For classification, we need to associate each example with the category, so we can't split a single review up across distant mini-batches. Reviews have heterogeneous lengths. So, fastai uses the padding character `xxpad` to ensure that all batches are consistent dimensions.

I'm quite concerned about these items which are entirely `xpad` though... I've posted [a question on the forum](https://forums.fast.ai/t/lesson-8-official-topic/70494/283?u=jaryaman). Let's see what happens when we train and if we get nonsense results

Create learner

In [130]:
learn = text_classifier_learner(dls_clas, AWD_LSTM, drop_mult=0.5, 
                                metrics=accuracy).to_fp16()

In [131]:
learn = learn.load_encoder('1epoch-encoder')  # has to be the encoder that you load, not the rest

In [132]:
learn.fit_one_cycle(1, 2e-2)

epoch,train_loss,valid_loss,accuracy,time
0,0.486559,0.324411,0.86008,00:58


Ok, so if all my batches were entirely `xxpad` then it'd be impossible to predict the category. So I guess all that padding isn't affecting the prediction accuracy...(?)

For NLP it's found empirically that it's better to unfreeze just one layer at a time

In [137]:
learn.freeze_to(-2)
learn.fit_one_cycle(1, slice(1e-2/(2.6**4),1e-2))

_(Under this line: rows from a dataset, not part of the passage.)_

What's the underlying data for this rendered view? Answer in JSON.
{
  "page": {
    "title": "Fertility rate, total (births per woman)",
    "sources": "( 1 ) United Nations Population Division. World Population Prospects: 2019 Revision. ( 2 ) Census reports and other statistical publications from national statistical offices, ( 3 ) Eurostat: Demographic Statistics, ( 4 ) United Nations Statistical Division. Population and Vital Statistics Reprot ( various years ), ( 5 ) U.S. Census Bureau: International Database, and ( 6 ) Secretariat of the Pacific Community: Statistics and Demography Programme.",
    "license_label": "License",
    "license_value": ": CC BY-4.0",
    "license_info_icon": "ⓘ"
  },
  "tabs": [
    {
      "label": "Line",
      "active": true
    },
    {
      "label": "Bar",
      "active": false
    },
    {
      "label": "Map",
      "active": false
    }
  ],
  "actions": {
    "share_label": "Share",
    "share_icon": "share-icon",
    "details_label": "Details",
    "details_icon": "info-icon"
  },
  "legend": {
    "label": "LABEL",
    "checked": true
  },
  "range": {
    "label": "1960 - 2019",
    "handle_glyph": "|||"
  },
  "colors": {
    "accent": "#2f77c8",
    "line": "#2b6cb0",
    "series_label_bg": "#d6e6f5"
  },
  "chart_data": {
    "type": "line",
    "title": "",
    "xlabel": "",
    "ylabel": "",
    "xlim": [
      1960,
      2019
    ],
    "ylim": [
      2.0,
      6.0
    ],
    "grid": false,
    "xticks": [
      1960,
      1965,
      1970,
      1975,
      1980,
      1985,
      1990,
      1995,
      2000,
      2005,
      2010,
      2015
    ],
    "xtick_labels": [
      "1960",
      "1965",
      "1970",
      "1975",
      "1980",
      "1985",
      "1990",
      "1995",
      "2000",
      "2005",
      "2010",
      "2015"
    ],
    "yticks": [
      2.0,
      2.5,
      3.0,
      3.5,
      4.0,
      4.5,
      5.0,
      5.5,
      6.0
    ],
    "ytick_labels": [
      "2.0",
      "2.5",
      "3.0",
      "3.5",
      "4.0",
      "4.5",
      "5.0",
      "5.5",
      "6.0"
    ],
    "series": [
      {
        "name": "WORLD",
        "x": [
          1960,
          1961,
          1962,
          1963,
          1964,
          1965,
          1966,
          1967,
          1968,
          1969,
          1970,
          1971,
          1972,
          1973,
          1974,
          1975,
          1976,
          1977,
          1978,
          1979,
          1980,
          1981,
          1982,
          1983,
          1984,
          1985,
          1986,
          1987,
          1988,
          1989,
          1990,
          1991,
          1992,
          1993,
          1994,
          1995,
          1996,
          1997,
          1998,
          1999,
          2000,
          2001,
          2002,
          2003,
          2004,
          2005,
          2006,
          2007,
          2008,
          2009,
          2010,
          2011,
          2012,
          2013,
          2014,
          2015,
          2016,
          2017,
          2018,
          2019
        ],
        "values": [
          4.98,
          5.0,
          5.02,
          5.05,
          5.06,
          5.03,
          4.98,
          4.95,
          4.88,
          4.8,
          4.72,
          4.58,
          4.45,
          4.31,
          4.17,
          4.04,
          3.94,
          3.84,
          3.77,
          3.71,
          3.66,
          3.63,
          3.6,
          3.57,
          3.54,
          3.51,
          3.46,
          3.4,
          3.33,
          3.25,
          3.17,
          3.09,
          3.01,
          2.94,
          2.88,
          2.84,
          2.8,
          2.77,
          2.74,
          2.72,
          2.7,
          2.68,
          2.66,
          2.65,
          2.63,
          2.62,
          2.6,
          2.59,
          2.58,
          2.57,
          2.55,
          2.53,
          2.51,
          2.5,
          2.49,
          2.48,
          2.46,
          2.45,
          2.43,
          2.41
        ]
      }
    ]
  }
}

epoch,train_loss,valid_loss,accuracy,time
0,0.331934,0.246476,0.90212,01:08


In [138]:
learn.freeze_to(-3)
learn.fit_one_cycle(1, slice(5e-3/(2.6**4),5e-3))

epoch,train_loss,valid_loss,accuracy,time
0,0.241276,0.197537,0.92324,01:32


In [139]:
learn.unfreeze()
learn.fit_one_cycle(2, slice(1e-3/(2.6**4),1e-3))

epoch,train_loss,valid_loss,accuracy,time
0,0.2107,0.19317,0.92536,01:46
1,0.196802,0.191539,0.9264,01:51


So even with my crummy language model that was only fit for one cycle, its doing pretty well. A better language model will probably improve things.